By Claire O’Sullivan
Wednesday, May 02, 2012
A Norwegian fish farming company is seeking to develop a closed container fish farm at buildings which were previously used for the processing of mussels in Bantry, West Cork.
Niri AS, trading as Niri Seafood, want to develop the farm 800m southwest of Reen Point at a site developed for mussel farming.
They hope to develop 3,300 tonnes of salmon from the site, including salmon smolt production.
There has been sharp opposition in Bantry recently to plans to develop a 12-14 cage €3.5m organic salmon fish farm at waters near Traflask in Adrigole.
Save Bantry Bay (SBB) had urged Marine Harvest and the Department of Agriculture to consider moving the operation into a closed container system such as planned by Niri AS.
According to the developers of the Niri fish farm, all the infrastructure required to develop the farm is already onsite. However, 10 outdoor insulated tanks will also be developed.
A spokesman said: “Onshore closed containment fish farming can produce salmon and other species at lower cost than conventional sea cage farming. Fresh salmon from such production facilities will be cheaper delivered in the EU and other markets than salmon from Norwegian sea cages. Full-scale trials of the technology have been carried out in Norway.”
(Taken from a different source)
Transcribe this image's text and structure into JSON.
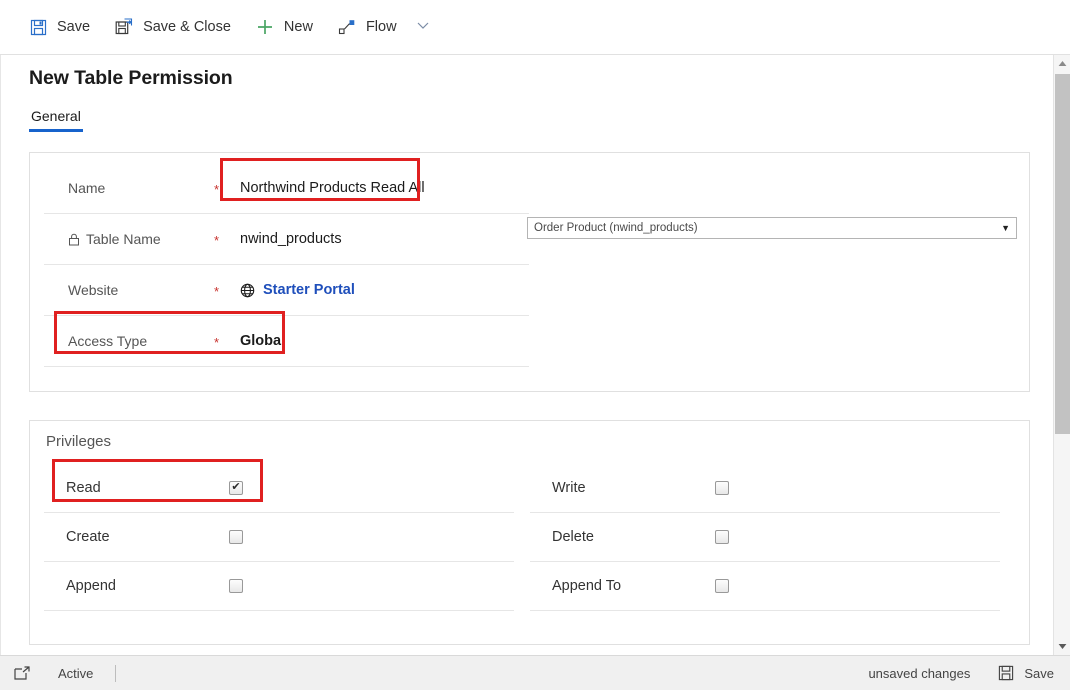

A scoping document has been published by the developers and they have asked locals and other organisations to consult it and forward any comments on the project to them. Such comments may inform their planned environmental impact statement.
Meanwhile, last week, Save Bantry Bay republished a report commissioned by the Department of the Marine in 1994 which stated that until the precise nature of the relationship between sea lice and sea trout is understood “a precautionary approach dictates that it would be prudent to avoid siting new fish farms or increased salmon farm production — within 20km of a sea trout river mouth”.
The group has argued that the Marine Harvest plans will damage salmon and sea trout angling in Bantry Bay — a claim contested by Marine Harvest and Bord Iascaigh Mhara.
Tony Lowes, Friends of the Irish Environment director and SBB member, said: “Such advice from scientists on the siting of salmon farms is not unique to Ireland. Yet this science is consistently being ignored.”
SBB met with Simon Coveney, the agriculture minister, yesterday and said it went “reasonably well” but the minister was, under legal advice, “unable to say very much as the Bantry Bay licence application has still not been decided upon”.
They also met with MEP Sean Kelly last week to express their opposition to the planned organic salmon farm at Shot Head.
Bord Iascaigh Mhara plan to develop a 15,000-tonne organic salmon farm off Inis Oirr. They will own the farm but will lease it out.